I'm European, I want the European space industry to succeed. But the odds are stacked against us at this point. Arianespace has blissfully ignored the competition for way too long by resting on government money and discrediting successful competitors.
Until Europe has reusable rockets, there's no point in developing a LEO constellation. It's like trying to build a car when you haven't built the wheel.
OneWeb is already in LEO, and is due to merge with Eutelsat this year.
It's not like the ESA hasn't considered reusable spacecraft, it's that they judged them uneconomical. Reusable engines are in the pipeline, though, this time they did the maths and decided that salvaging those could indeed be more economical.
It's plain simple engineering: Before you send a rocket to space a second time you have to make sure that it's still up to snuff, and inspection of a complicated composite thing can easily be more expensive than new construction.
As to costs: Also as per ESA, SpaceX is practically given free money from NASA in the form of them severely over-paying for launches, and they subsidise the rest of their activities with it.
At some point Arianespace have to realize they're wrong. SpaceX has been reusing the same hardware 10 times or more. They have a flawless success record in recent years, despite the reuse. Wouldn't you say that straight up defies that argument?
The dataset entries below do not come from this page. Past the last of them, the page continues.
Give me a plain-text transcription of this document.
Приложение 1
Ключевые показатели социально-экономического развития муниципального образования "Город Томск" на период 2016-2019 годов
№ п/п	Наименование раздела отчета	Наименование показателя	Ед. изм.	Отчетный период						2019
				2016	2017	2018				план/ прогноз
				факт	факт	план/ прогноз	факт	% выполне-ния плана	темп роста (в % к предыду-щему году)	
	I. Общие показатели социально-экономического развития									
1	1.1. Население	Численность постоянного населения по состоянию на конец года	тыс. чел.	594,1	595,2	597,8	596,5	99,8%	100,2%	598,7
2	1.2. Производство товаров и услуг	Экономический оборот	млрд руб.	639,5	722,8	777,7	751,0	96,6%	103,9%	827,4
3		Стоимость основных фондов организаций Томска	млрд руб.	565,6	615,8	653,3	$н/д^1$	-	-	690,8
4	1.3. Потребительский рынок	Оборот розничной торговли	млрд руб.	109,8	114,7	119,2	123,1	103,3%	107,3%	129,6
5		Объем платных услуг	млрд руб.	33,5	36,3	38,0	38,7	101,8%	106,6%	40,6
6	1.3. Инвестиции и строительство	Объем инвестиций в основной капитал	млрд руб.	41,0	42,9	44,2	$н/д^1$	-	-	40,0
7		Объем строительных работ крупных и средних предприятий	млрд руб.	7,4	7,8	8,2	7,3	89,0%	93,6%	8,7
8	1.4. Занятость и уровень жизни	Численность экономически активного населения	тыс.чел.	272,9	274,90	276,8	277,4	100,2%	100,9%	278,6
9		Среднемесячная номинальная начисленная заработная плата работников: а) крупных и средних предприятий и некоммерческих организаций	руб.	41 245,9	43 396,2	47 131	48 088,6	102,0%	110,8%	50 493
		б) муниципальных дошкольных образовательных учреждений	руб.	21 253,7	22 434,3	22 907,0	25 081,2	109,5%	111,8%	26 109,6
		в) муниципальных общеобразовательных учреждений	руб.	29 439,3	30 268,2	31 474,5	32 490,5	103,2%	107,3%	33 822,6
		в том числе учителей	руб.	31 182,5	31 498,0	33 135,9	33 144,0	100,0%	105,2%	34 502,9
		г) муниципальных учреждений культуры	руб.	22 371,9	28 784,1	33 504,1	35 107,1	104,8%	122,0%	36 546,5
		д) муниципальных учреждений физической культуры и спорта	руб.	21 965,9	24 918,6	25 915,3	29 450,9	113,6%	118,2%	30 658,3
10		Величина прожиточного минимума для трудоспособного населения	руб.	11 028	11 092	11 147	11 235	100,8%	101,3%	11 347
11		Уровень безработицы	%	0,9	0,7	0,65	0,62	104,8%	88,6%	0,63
And regarding subsidies, sure, SpaceX has received government contracts. So has Arianespace. https://arstechnica.com/science/2019/02/spacex-to-european-competitors-were-not-subsidized-you-are/
At the end of the day it simply doesn't matter: SpaceX is able to offer the same service at a fraction of the cost. I'm a capitalistic world order, that will always result in one company succeeding, while the other goes bankrupt. The only reason Arianespace still exists is that Europe needs independent access to space and is willing to pay for that. Not because they're successfully selling a ton of launches to other countries.
Just to cement this point, Ariane V launched less than 5 times in 2022. Falcon 9 more than 60 times.